Show that for all $x\in\mathbb R$ the series$$F(x)=\sum_{n=0}^{\infty}f_n(x)=\sum_{n=0}^{\infty}\frac{n^2+x^4}{n^4+x^2}$$ converges to a continuous function.
My attempt: First restrict to $[-r,r]\subset\mathbb R$ and use Weierstrass' M-test (see page 12 of this note by T. Tao)
Take the sup-norm: $$||f_n||_{\infty}=\sup\left\{\frac{n^2+x^4}{n^4+x^2}:|x|\leq r\right\}=\frac{n^2+r^4}{n^4+r^2}$$ $F|_{[-r,r]}(x)$ converges uniformly to a continuous function if $\sum_{n=0}^{\infty}||f_n||_{\infty}$ converges, which is true by comparison: $$\frac{n^2+r^4}{n^4+r^2}\leq \frac{n^2+r^4}{n^4}\leq \frac{1}{n^2}+\frac{r^4}{n^4}$$
And the fact that $F(x)$ converges uniformly on any interval $[-r,r]$ means that $F(x)$ must be point-wise convergent on the whole real line. (Is this correct?)
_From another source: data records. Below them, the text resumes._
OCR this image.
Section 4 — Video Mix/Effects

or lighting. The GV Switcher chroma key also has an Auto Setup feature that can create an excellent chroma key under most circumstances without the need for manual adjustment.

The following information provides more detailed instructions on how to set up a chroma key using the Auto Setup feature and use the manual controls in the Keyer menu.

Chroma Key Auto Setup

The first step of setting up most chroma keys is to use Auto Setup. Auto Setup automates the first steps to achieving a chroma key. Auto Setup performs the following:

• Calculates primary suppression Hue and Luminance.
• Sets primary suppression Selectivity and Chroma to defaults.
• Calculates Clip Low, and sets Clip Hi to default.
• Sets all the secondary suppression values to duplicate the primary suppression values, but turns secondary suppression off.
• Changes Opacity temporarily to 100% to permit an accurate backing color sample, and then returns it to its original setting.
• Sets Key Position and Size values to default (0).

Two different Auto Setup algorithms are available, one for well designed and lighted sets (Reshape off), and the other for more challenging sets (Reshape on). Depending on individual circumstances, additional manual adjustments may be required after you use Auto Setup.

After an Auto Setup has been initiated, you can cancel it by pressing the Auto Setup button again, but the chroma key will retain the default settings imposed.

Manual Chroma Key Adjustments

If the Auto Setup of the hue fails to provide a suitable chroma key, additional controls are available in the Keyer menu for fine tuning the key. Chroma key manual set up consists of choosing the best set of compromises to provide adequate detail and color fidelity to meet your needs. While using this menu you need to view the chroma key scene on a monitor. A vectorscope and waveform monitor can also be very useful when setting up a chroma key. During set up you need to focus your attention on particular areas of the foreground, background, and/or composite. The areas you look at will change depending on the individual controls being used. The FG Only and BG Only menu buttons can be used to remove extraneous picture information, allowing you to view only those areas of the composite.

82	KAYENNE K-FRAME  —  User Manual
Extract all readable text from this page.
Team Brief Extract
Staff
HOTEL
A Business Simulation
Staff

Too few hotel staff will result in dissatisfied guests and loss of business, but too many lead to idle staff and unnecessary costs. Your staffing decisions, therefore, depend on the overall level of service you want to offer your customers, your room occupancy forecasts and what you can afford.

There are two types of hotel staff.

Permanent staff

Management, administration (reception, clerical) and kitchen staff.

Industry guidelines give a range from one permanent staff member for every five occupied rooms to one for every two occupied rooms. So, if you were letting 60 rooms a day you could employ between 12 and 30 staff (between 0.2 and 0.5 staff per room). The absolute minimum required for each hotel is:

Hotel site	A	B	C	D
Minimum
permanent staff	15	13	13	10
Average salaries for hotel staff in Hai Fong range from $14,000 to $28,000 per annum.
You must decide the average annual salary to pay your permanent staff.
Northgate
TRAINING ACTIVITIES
Please help me verify or improve this proof, thanks!
The proof looks fine to me.
The last fact you mentioned is correct. Actually, for any $x\in\mathbb{R}$, we can choose $r>|x|$. Since $F$ converges uniformly on $[-r, r]$, and every term in the sum is continuous, $F$ is continuous on $[-r, r]$, thus is continuous at $x$.